Langdon tardó un minuto en recuperar el habla.

—El verso apunta aquí, a Rosslyn. Completamente. Perfectamente.

María sonrió.

—Aparentemente.

Lo que aquello implicaba le dejó helado.

—Así que el Santo Grial se encuentra en la cámara que está bajo nuestros pies.

Marie se rió.

—Sólo en espíritu. Una de las misiones más antiguas del Priorato era la de devolver algún día el Grial a su tierra, a Francia, para que pudiera reposar por el resto de la eternidad. Durante siglos lo habían ocultado en el campo para mantenerlo a salvo. Cuando llegó al cargo de Gran Maestre, uno de los empeños de Jacques Sauniére había sido restituirle el honor perdido devolviéndolo a Francia y construyéndole un lugar de reposo digno de una reina.

—¿Y lo consiguió?

Marie se puso muy seria.

—Señor Langdon, teniendo en cuenta lo que ha hecho por mí esta noche, y en calidad de conservadora del Patronato de Rosslyn, puedo decirle que, con toda seguridad, el Grial ya no se encuentra aquí.

Langdon decidió insistir.

—Pero se supone que la clave informa sobre el paradero actual del Grial. ¿Por qué habla sobre Rosslyn entonces?

—Tal vez no esté interpretando bien su significado. No olvide que el Grial puede ser engañoso. Igual que mi difunto marido.

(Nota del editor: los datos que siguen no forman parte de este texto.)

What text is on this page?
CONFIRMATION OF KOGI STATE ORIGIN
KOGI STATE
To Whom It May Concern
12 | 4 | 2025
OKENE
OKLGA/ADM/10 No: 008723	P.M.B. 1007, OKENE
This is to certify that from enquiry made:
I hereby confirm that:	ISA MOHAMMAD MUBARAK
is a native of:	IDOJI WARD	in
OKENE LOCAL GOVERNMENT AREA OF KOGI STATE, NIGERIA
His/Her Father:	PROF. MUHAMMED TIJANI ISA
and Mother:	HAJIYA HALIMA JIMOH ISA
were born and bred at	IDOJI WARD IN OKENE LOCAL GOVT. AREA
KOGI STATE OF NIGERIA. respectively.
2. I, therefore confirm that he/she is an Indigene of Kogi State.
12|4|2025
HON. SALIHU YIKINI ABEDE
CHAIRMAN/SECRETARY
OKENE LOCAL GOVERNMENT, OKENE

—Pero es que no podría estar más claro. Estamos sobre una cámara subterránea marcada con una espada y un cáliz, bajo un cielo de estrellas, rodeados del arte de los Maestros Constructores. Todo habla de Rosslyn.

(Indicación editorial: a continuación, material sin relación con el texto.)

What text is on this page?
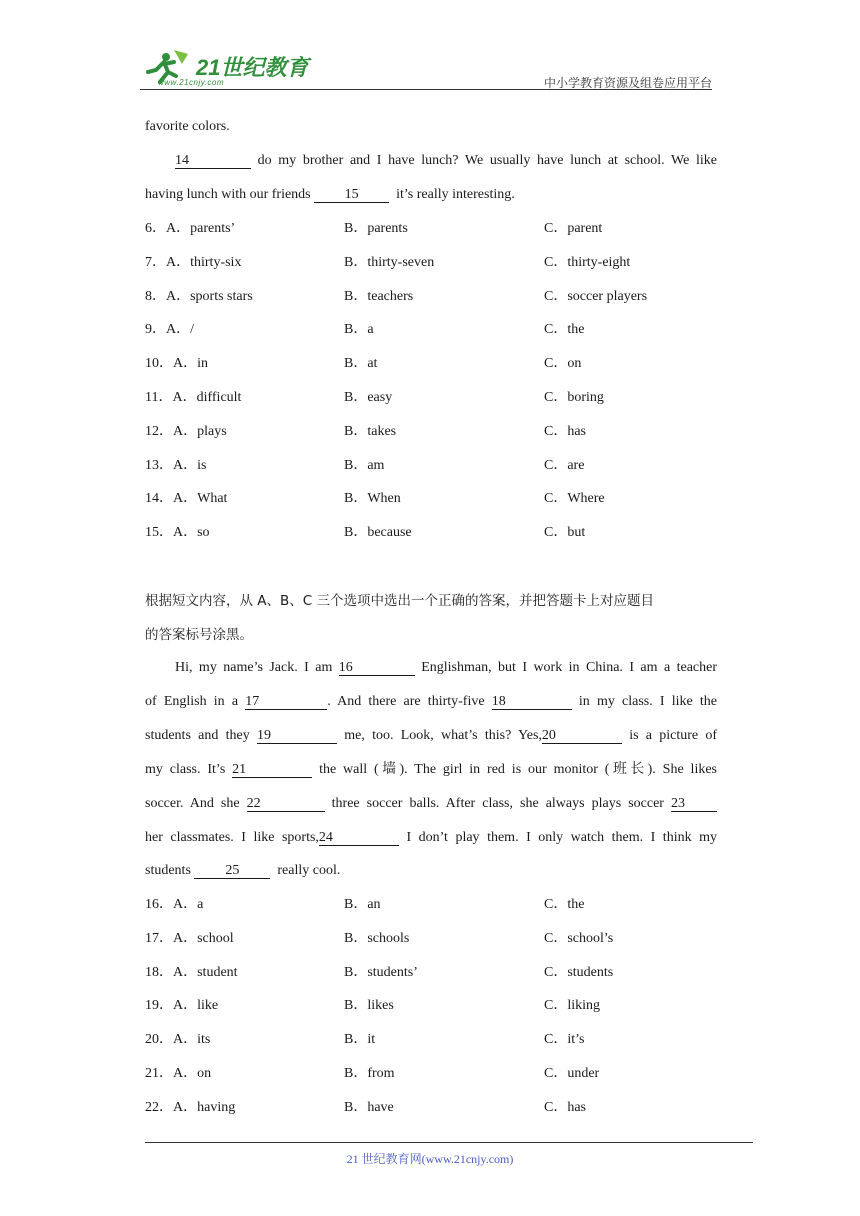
21世纪教育
www.21cnjy.com	中小学教育资源及组卷应用平台
favorite colors.
14	do my brother and I have lunch? We usually have lunch at school. We like
having lunch with our friends 15	it’s really interesting.
6．A．parents’	B．parents	C．parent
7．A．thirty-six	B．thirty-seven	C．thirty-eight
8．A．sports stars	B．teachers	C．soccer players
9．A．/	B．a	C．the
10．A．in	B．at	C．on
11．A．difficult	B．easy	C．boring
12．A．plays	B．takes	C．has
13．A．is	B．am	C．are
14．A．What	B．When	C．Where
15．A．so	B．because	C．but
根据短文内容，从 A、B、C 三个选项中选出一个正确的答案，并把答题卡上对应题目
的答案标号涂黑。
Hi, my name’s Jack. I am 16	Englishman, but I work in China. I am a teacher
of English in a 17	. And there are thirty-five 18	in my class. I like the
students and they 19	me, too. Look, what’s this? Yes,20	is a picture of
my class. It’s 21	the wall (墙). The girl in red is our monitor (班长). She likes
soccer. And she 22	three soccer balls. After class, she always plays soccer 23
her classmates. I like sports,24	I don’t play them. I only watch them. I think my
students 25	really cool.
16．A．a	B．an	C．the
17．A．school	B．schools	C．school’s
18．A．student	B．students’	C．students
19．A．like	B．likes	C．liking
20．A．its	B．it	C．it’s
21．A．on	B．from	C．under
22．A．having	B．have	C．has
21 世纪教育网(www.21cnjy.com)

—Muy bien, déjeme ver ese misterioso poema. —Desenrolló el papiro y declamó los versos en voz alta.

Bajo la antigua Roslin el Grial

con impaciencia espera tu llegada.

Custodios y guardianes de sus puertas

serán por siempre el cáliz y la espada.

Adornada por artes de maestros,

ella reposa al fin en su morada

y el manto que la cubre en su descanso

no es otro que la bóveda estrellada.

Al terminar, se quedó inmóvil unos segundos, hasta que cayó en la cuenta de algo y sonrió.

—Ajá, Jacques.

Langdon la miraba, expectante.

—¿Entiende lo que dice?

—Como ha visto usted mismo en el suelo de la capilla, hay muchas maneras de ver las cosas más simples.

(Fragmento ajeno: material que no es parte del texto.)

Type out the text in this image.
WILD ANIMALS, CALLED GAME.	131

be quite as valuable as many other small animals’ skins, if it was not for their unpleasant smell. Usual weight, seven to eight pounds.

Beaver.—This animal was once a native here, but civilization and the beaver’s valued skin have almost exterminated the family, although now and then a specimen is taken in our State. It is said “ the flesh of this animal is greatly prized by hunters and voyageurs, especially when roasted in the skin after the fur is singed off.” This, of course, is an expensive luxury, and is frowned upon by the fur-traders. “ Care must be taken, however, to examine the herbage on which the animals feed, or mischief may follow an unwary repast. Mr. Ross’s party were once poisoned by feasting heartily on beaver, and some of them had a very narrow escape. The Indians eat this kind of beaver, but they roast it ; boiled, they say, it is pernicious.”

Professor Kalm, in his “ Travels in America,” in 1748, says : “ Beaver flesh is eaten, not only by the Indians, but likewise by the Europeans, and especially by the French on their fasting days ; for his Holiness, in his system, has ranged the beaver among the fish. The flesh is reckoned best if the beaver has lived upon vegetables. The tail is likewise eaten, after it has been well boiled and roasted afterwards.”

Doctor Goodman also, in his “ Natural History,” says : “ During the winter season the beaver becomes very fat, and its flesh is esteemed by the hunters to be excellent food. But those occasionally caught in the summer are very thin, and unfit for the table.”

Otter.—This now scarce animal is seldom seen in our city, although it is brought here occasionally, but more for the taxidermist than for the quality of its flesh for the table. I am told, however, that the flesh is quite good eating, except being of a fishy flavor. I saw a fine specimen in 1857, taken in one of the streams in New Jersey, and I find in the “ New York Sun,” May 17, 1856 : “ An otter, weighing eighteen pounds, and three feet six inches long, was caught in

Langdon se esforzaba por comprender. En Sauniére todo parecía tener dobles sentidos, pero Langdon no se veía capaz de ver más allá.

Marie bostezó, agotada.

—Señor Langdon, le haré una confesión. A mí, oficialmente, nunca se me ha hecho partícipe del paradero del Grial, pero claro, estaba casada con una persona de enorme influencia… y mi intuición femenina es buena. —Langdon quiso intervenir, pero ella siguió hablando—. Siento que, después de lo duro que ha trabajado, tenga que irse de Rosslyn sin verdaderas respuestas. Pero aun así, algo me dice que finalmente encontrará lo que busca. Algún día lo entenderá. —Sonrió—. Y cuando lo haga, espero que usted, más que nadie, sepa guardar un secreto.

Oyeron que alguien llegaba a la puerta.

—Habéis desaparecido los dos —dijo Sophie al entrar.

—Yo ya me iba —respondió su abuela acercándose a la entrada—. Buenas noches, princesa. —Le besó la frente—. No entretengas mucho al señor Langdon. Déjalo descansar.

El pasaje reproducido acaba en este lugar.